Une quinzaine de larges fauteuils fait face à l’écran. Une fois le public assis, le barman prend la parole pour dire quelques mots sur le film et sur pourquoi il l’aime autant. Je comprends qu’il est donc à l’origine de la programmation. Il quitte ensuite la salle en précisant qu’il nous attend au bar et se réjouit de savoir ce que nous aurons pensé de la fin. La lumière s’éteint et l’écran s’éclaire sur le décor d’une ruelle de Tbilissi. « Blue Mountains, or an Unbelievable Story » est une comédie satirique absurde de 1983 qui dénonce la bureaucratie à l’époque soviétique. La langue géorgienne reste complètement insaisissable pour mon oreille inhabituée, mais le rythme lent et l’humour pince-sans-rire me cueillent.

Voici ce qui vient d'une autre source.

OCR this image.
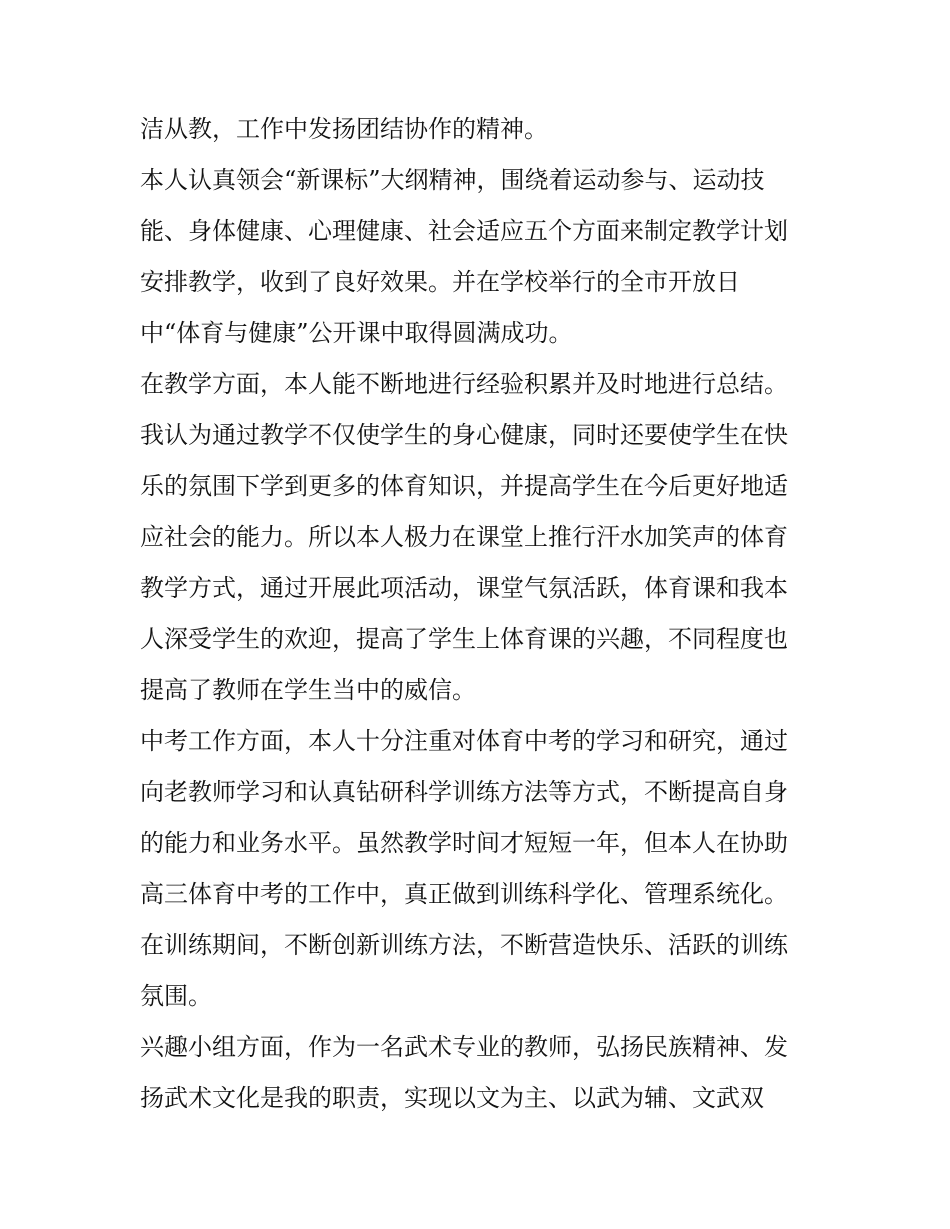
洁从教，工作中发扬团结协作的精神。
本人认真领会“新课标”大纲精神，围绕着运动参与、运动技
能、身体健康、心理健康、社会适应五个方面来制定教学计划
安排教学，收到了良好效果。并在学校举行的全市开放日
中“体育与健康”公开课中取得圆满成功。
在教学方面，本人能不断地进行经验积累并及时地进行总结。
我认为通过教学不仅使学生的身心健康，同时还要使学生在快
乐的氛围下学到更多的体育知识，并提高学生在今后更好地适
应社会的能力。所以本人极力在课堂上推行汗水加笑声的体育
教学方式，通过开展此项活动，课堂气氛活跃，体育课和我本
人深受学生的欢迎，提高了学生上体育课的兴趣，不同程度也
提高了教师在学生当中的威信。
中考工作方面，本人十分注重对体育中考的学习和研究，通过
向老教师学习和认真钻研科学训练方法等方式，不断提高自身
的能力和业务水平。虽然教学时间才短短一年，但本人在协助
高三体育中考的工作中，真正做到训练科学化、管理系统化。
在训练期间，不断创新训练方法，不断营造快乐、活跃的训练
氛围。
兴趣小组方面，作为一名武术专业的教师，弘扬民族精神、发
扬武术文化是我的职责，实现以文为主、以武为辅、文武双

En sortant, Lancelot le crypto bro me propose d’aller manger quelque chose mais je préfère décliner. J’ai des devoirs à terminer pour mon cours de russe et j’admets que les comparatifs m’inspirent davantage que la blockchain. Nous échangeons quand même nos numéros au cas où nous aurions des plans à partager ces prochains jours et laissons la nuit nous avaler.